Tomorrow night’s episode of TV3 drama Westside is set in 1977 and features a fictional version of legendary New Zealand rock band Hello Sailor. NZ On Screen Content Director Irene Gardiner looks back at the band’s greatest hits.
Hello Sailor are in their 40th anniversary year and still in the news - their 1977 track Watch Your Back is the new drama Westside's theme song, and a fictional version of the band (including Gabriel McArtney playing his late father Dave) will appear in tomorrow night's episode of the show.
The band's association with Westside began with their song Gutter Black being used as the theme for the original series Outrageous Fortune, bringing a new generation of fans to the 1977 hit that has become a Kiwi anthem. Gutter Black was the first single from the band's self-titled debut album. Dave McArtney performs it for the TVNZ cameras in this live clip.

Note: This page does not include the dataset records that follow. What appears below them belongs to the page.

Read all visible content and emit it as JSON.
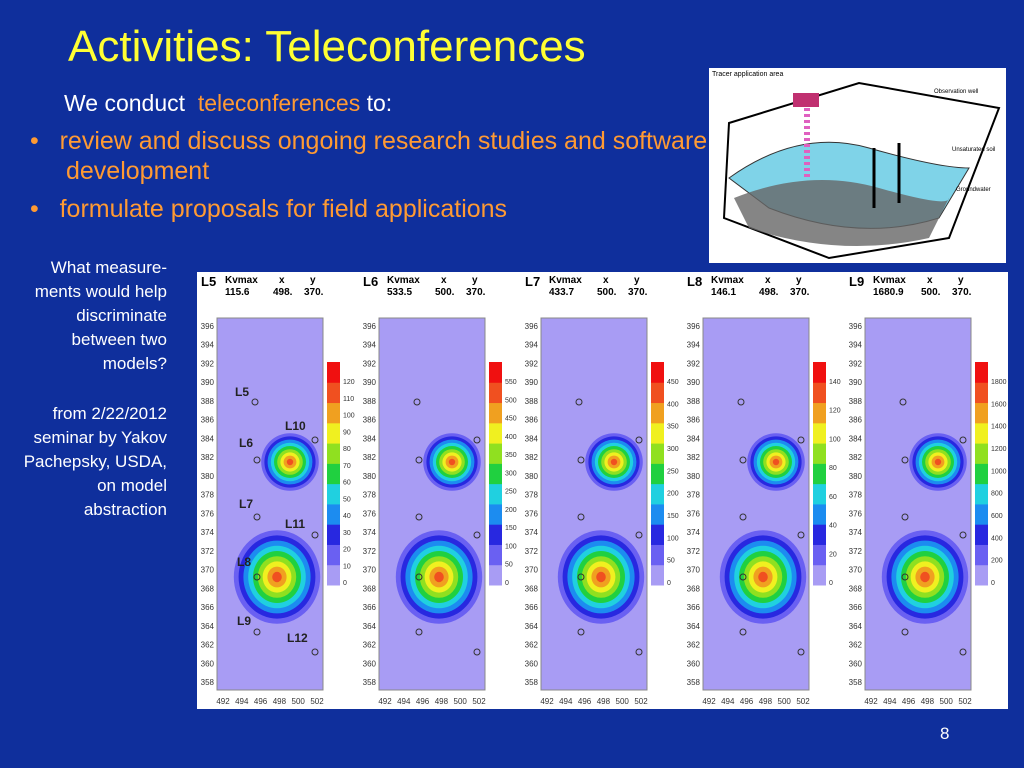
{
  "slide": {
    "title": "Activities: Teleconferences",
    "intro": {
      "before": "We conduct",
      "highlight": "teleconferences",
      "after": "to:"
    },
    "bullets": [
      "review and discuss ongoing research studies and software development",
      "formulate proposals for field applications"
    ],
    "note": [
      "What measure-ments would help discriminate between two models?",
      "from 2/22/2012 seminar by Yakov Pachepsky, USDA, on model abstraction"
    ],
    "page_number": "8",
    "diagram": {
      "labels": [
        "Tracer application area",
        "Observation well",
        "Unsaturated soil",
        "Groundwater"
      ]
    },
    "plots": {
      "header": [
        "Kvmax",
        "x",
        "y"
      ],
      "yticks": [
        396,
        394,
        392,
        390,
        388,
        386,
        384,
        382,
        380,
        378,
        376,
        374,
        372,
        370,
        368,
        366,
        364,
        362,
        360,
        358
      ],
      "xticks": [
        492,
        494,
        496,
        498,
        500,
        502
      ],
      "wells": [
        "L5",
        "L10",
        "L6",
        "L7",
        "L11",
        "L8",
        "L9",
        "L12"
      ],
      "panels": [
        {
          "name": "L5",
          "kvmax": "115.6",
          "x": "498.",
          "y": "370.",
          "colorbar": [
            0,
            10,
            20,
            30,
            40,
            50,
            60,
            70,
            80,
            90,
            100,
            110,
            120
          ]
        },
        {
          "name": "L6",
          "kvmax": "533.5",
          "x": "500.",
          "y": "370.",
          "colorbar": [
            0,
            50,
            100,
            150,
            200,
            250,
            300,
            350,
            400,
            450,
            500,
            550
          ]
        },
        {
          "name": "L7",
          "kvmax": "433.7",
          "x": "500.",
          "y": "370.",
          "colorbar": [
            0,
            50,
            100,
            150,
            200,
            250,
            300,
            350,
            400,
            450
          ]
        },
        {
          "name": "L8",
          "kvmax": "146.1",
          "x": "498.",
          "y": "370.",
          "colorbar": [
            0,
            20,
            40,
            60,
            80,
            100,
            120,
            140
          ]
        },
        {
          "name": "L9",
          "kvmax": "1680.9",
          "x": "500.",
          "y": "370.",
          "colorbar": [
            0,
            200,
            400,
            600,
            800,
            1000,
            1200,
            1400,
            1600,
            1800
          ]
        }
      ]
    }
  }
}
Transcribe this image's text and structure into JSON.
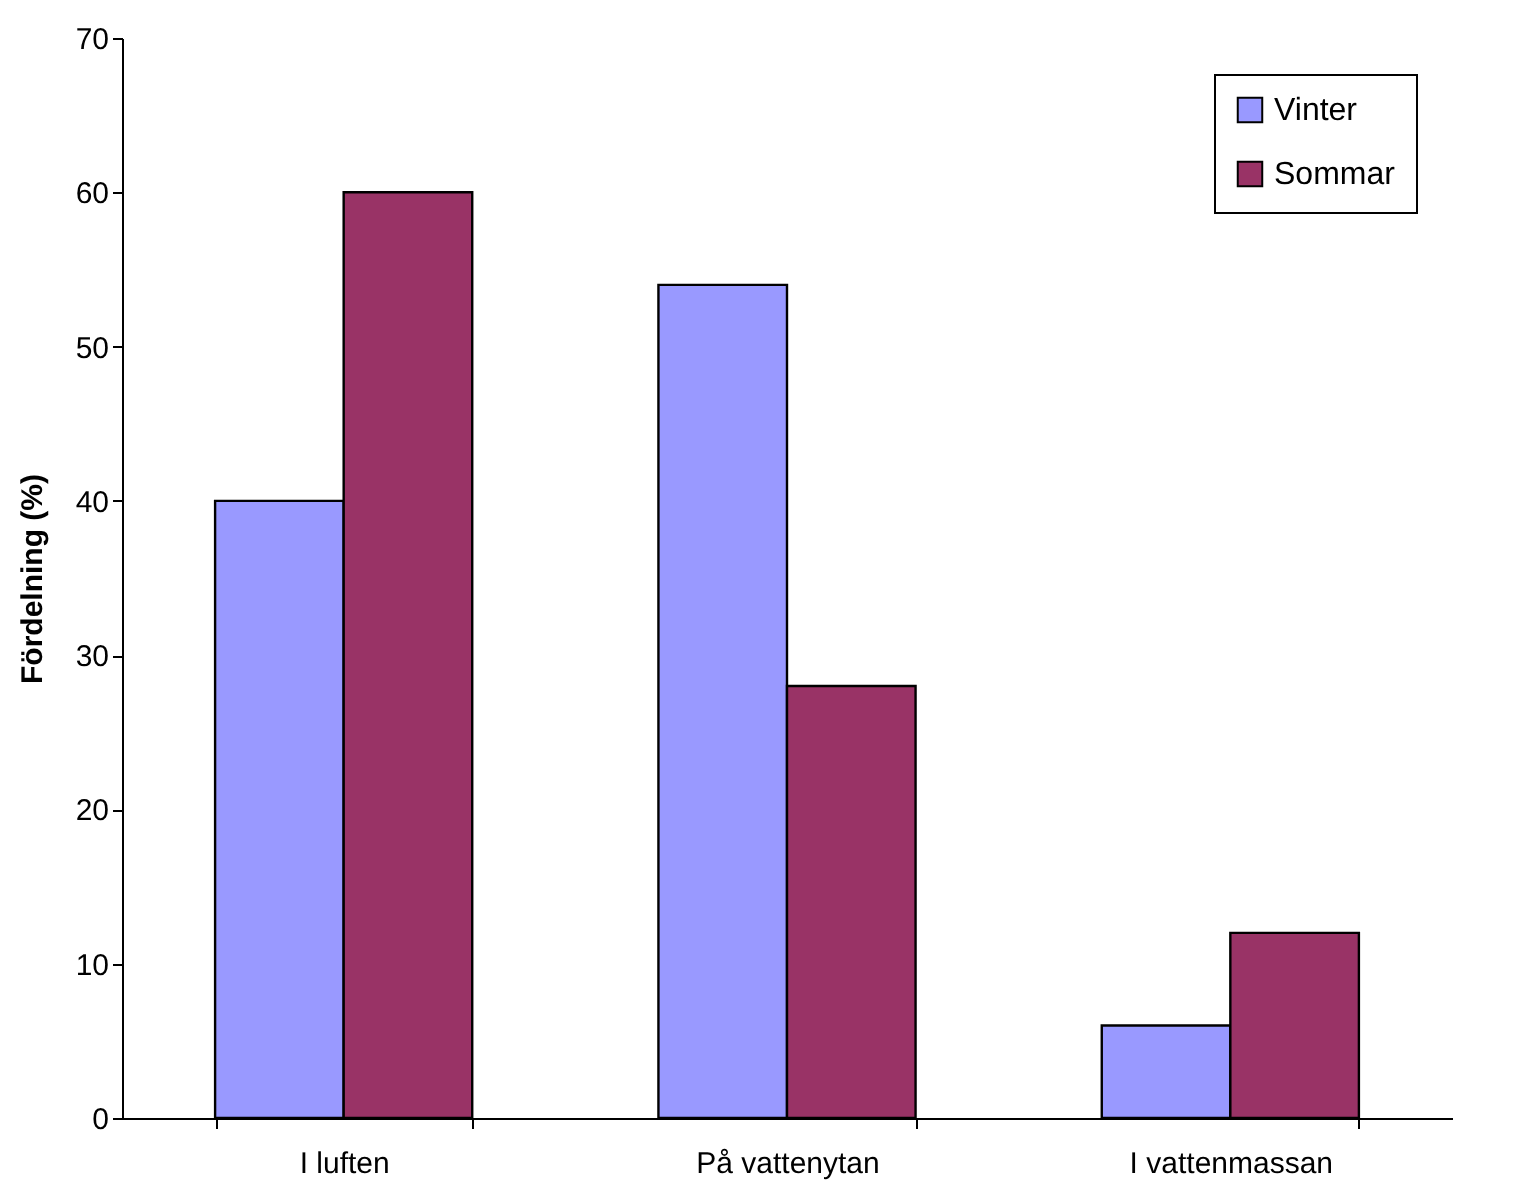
{
  "chart_data": {
    "type": "bar",
    "ylabel": "Fördelning (%)",
    "categories": [
      "I luften",
      "På vattenytan",
      "I vattenmassan"
    ],
    "series": [
      {
        "name": "Vinter",
        "color": "#9999ff",
        "values": [
          40,
          54,
          6
        ]
      },
      {
        "name": "Sommar",
        "color": "#993366",
        "values": [
          60,
          28,
          12
        ]
      }
    ],
    "ylim": [
      0,
      70
    ],
    "yticks": [
      0,
      10,
      20,
      30,
      40,
      50,
      60,
      70
    ],
    "grid": false,
    "legend": "top right"
  }
}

Hello Sailor's second Top 20 single of 1977 was Graham Brazier's Blue Lady, a last minute addition to the debut album, that has also gone on to become a New Zealand classic. The song was once considered as a possible theme song for an Australian police TV drama series, but it would have been an odd choice, as this "Blue Lady" came from the wrong side of the tracks: it was junkie slang for a hypodermic syringe. This performance of the song was recorded by in Christchurch at the Civic Theatre in Manchester Street.
View Blue Lady here:
As if having the two enduring classics Gutter Black and Blue Lady both on your debut album wasn't enough, the "Hello Sailor" album also spawned the Harry Lyon hit Lyin' in the Sand.
Inspired by a spontaneous South Pacific parody from Graham Brazier one night, it was written by guitarist Lyon after observing how Takapuna's smart set took their beach for granted. This clip was also recorded in Christchurch, just before the band departed for LA back in 1978.
Watch Lyin' in the Sand here:
Not so well known in its time, but getting a new lease of life now as the theme song for Westside is Watch Your Back, also a track from the band's debut album. Taken from chart show Ready to Roll, this performance sees Graham Brazier and band talking tough in leather about danger on the streets, and "nights like a razor blade." Harry Lyon snarls over his red guitar, Brazier plays a saxophone with a price tag on it, and Dave McArtney adopts classic bored rocker pose.
You can see Watch Your Back here:
From 1981, Billy Bold was originally a Graham Brazier single (from his debut solo album Inside Out) but the stirring ballad has gone on to become a standout of the Hello Sailor live set. The song is based on the 1981 riots in Toxteth, Liverpool. Brazier explained that he was drawn to the topic because his family comes from Liverpool. "I had a dream and woke up with Billy Bold in my head," he told music writer Graham Reid in 2004. "I picked up the guitar, no pen and paper, and it just came. It was like channelling."